'Let the fireworks begin': The sounds of capitalism


As Mervgotti and I walked to my car through the thick, warm evening air Monday night after dinner with Sweets and Zaza in Cedar Rapids, we paused and listened to the constant sound of exploding fireworks that rang out near and far. It reminded me of the scene in Saving Private Ryan, where Tom Hanks and company are overnighting in a church and gunfire and shelling can be heard in the distance.

Unlike Iowa City, Cedar Rapids did not ban the use of consumer-grade fireworks when the state legalized them in May—and it seemed like almost every other person in Sweets and Zaza’s neighborhood was taking advantage of it. Before turning left onto 19th Street, there was a massive explosion in the direction I needed to go. “Do I really want to go that way?” I thought, lingering at the intersection, the sound of my blinker echoing in the car. Despite my aversion to loud noises and explosions, I turned anyway. A block down the street I noticed a man approaching a blackened spot on the sidewalk, ready to reload. On a side street, firecrackers popped in front of one house while bottle rockets shot into the sky a few driveways down. Fireworks fizzled above us.

Ah, the sweet sounds of capitalism.

Now I know why almost every letter to the editor printed in the CRG in late June was a complaint about fireworks.

Though I don’t think Iowa’s first fireworks season in nearly 80 years has been a fiasco, it was messy and loud. As retail tents popped up in every store parking lot in some cities, lawsuits flew in others as municipalities tried to regulate sales. State and federal judges scratched their heads, unsure how to decipher the vague, new law. (Even the bill’s sponsor said the law needs to be revisited in the next legislative session.) Fireworks caused house and garage fires, I’m sure many Iowans were burned and maimed (oh, the stories that will surface...), and thousands of complaints were sent to elected officials and police departments across the state. (Meanwhile, former-Governor Terry Branstad, who signed the bill legalizing fireworks, is in Beijing transitioning to his new job as the U.S. ambassador to China. That’s fine. While the smoke and smell of fireworks will clear here, the smog in Beijing won’t.)

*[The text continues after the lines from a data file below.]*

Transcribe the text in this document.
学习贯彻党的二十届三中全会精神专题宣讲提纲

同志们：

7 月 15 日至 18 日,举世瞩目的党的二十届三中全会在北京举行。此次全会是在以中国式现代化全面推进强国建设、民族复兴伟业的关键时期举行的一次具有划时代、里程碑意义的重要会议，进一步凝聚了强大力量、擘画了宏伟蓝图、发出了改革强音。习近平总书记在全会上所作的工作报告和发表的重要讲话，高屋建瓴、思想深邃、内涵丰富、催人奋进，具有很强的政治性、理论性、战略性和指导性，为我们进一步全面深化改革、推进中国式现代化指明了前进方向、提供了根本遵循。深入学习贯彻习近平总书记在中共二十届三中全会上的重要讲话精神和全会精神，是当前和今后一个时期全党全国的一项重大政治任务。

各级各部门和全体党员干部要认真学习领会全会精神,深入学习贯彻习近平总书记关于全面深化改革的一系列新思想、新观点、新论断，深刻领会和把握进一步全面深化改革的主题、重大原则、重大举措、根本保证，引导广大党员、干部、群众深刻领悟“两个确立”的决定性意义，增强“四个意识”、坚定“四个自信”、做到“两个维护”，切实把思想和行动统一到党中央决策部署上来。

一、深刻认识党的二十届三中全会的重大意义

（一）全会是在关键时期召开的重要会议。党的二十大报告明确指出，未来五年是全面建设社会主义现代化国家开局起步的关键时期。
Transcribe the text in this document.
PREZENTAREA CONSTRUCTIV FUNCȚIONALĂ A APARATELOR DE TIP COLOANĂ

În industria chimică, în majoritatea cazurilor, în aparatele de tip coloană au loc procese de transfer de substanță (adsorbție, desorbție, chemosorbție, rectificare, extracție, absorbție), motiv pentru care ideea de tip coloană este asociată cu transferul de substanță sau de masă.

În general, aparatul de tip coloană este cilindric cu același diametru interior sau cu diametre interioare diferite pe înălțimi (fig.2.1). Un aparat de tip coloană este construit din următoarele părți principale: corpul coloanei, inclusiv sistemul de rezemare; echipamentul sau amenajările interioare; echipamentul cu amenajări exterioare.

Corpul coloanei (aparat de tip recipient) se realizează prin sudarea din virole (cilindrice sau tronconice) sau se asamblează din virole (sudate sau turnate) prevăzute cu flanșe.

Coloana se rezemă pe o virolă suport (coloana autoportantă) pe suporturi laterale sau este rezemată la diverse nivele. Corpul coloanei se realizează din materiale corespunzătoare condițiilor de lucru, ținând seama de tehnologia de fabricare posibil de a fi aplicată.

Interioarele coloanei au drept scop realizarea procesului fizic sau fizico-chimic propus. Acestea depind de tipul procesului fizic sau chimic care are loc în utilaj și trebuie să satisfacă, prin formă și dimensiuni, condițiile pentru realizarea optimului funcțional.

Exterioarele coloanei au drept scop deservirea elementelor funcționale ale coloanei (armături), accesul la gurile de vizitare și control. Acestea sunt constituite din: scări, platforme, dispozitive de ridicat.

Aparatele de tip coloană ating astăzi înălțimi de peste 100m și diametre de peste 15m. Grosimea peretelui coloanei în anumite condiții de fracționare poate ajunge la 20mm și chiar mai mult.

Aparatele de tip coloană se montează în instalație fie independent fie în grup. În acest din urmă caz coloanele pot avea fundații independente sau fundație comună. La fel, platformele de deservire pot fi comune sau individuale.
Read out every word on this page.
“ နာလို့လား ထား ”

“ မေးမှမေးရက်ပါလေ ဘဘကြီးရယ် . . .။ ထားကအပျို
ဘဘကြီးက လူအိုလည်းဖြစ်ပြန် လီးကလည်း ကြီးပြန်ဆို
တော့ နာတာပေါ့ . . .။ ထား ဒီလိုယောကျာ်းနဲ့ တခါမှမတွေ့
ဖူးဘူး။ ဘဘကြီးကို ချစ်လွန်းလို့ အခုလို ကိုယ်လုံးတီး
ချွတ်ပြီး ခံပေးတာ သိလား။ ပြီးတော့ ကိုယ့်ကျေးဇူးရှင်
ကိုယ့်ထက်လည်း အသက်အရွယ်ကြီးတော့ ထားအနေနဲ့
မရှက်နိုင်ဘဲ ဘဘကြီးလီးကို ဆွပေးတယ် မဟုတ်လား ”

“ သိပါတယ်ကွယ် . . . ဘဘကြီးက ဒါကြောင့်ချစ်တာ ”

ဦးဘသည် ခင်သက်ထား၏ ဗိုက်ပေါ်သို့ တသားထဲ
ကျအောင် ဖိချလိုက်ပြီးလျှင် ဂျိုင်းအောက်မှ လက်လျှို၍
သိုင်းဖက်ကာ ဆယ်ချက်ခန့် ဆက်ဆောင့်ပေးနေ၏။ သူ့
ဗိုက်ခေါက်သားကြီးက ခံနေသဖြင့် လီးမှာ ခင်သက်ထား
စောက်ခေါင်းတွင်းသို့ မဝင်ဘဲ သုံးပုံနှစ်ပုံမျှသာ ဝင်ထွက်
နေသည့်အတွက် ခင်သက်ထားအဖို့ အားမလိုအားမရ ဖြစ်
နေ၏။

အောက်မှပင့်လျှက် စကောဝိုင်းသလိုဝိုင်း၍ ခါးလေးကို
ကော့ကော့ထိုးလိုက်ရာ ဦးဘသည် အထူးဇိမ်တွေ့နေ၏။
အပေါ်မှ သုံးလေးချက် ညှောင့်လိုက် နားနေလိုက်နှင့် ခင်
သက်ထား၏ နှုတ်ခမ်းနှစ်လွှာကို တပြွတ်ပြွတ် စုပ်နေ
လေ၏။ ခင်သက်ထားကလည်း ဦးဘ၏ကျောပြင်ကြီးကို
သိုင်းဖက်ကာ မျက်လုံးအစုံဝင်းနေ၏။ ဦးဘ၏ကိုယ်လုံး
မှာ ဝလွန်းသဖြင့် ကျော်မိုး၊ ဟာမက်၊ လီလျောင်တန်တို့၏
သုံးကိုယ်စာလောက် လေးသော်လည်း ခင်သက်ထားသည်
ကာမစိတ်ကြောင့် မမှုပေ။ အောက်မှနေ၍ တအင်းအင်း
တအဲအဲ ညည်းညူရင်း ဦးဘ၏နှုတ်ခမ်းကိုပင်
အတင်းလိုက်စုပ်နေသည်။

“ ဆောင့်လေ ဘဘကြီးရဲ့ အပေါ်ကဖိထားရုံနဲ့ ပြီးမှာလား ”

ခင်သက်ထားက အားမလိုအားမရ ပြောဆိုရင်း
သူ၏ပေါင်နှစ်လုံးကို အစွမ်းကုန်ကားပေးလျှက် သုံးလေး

Needless to say, the state endured a very noisy and smoky learning curve, and officials are now assessing the damage to make adjustments to life with legalized fireworks.

So what should happen? Or, at least, what do I think should happen?

The genie is out of the bottle and any proposal to reinstate the state ban—which I am sure there will be in some circles—is futile. The state’s longtime ban had become futile, anyway, especially since Iowa is almost surrounded by states where fireworks are legal. Though Sweets and Zaza’s neighborhood sounded like a warzone this year, it sounded the exact same way last year when I visited on the Fourth of July. Either they had the misfortune of buying a house in a neighborhood of pyromaniacs, or Iowans generally want to buy and use fireworks. It will happen no matter what, so let Iowans buy what they want inside the state. (It’s not a bad idea given the state’s growing budget deficit.)

I’ll admit it, though: forcing cities and counties to allow the sale of fireworks but giving them the right to ban their use is kind of stupid. Should the state allow cities and counties to ban the sale of fireworks, too? Again, people who want to buy and use fireworks will buy and use them regardless of local ordinances. Plus, I am sure city and county officials would rather have local citizens spend their money locally. As Bobblehead pointed out, it is insanely ironic that after nullifying higher minimum wages enacted by a handful of cities and counties—because a patchwork of laws is bad for business—the same Republican-controlled legislature allowed those same cities and counties to create a patchwork of laws regarding the use of fireworks.

Echoing Bobblehead, I think it is also stupid to have local law enforcement responding to hundreds of fireworks complaints. Recklessness, terrorization/intimidation, and alcohol-induced stupidity are worth reporting and responding to—not petty annoyances.

What’s the solution? While cities that allowed the use of fireworks are now contemplating bans, like Cedar Rapids—where more fireworks retailers set up shop than in any other part of the state—I am not sure if it is a good idea. Though Iowa City seemed to be much tamer—at least my neighborhood—people were still using fireworks. Right now, I’m taking a more libertarian approach to fireworks. Local bans are useless since sales are allowed statewide. At this point, I think the best and probably only thing cities and counties should do is strictly enforce the hours and dates fireworks can be used.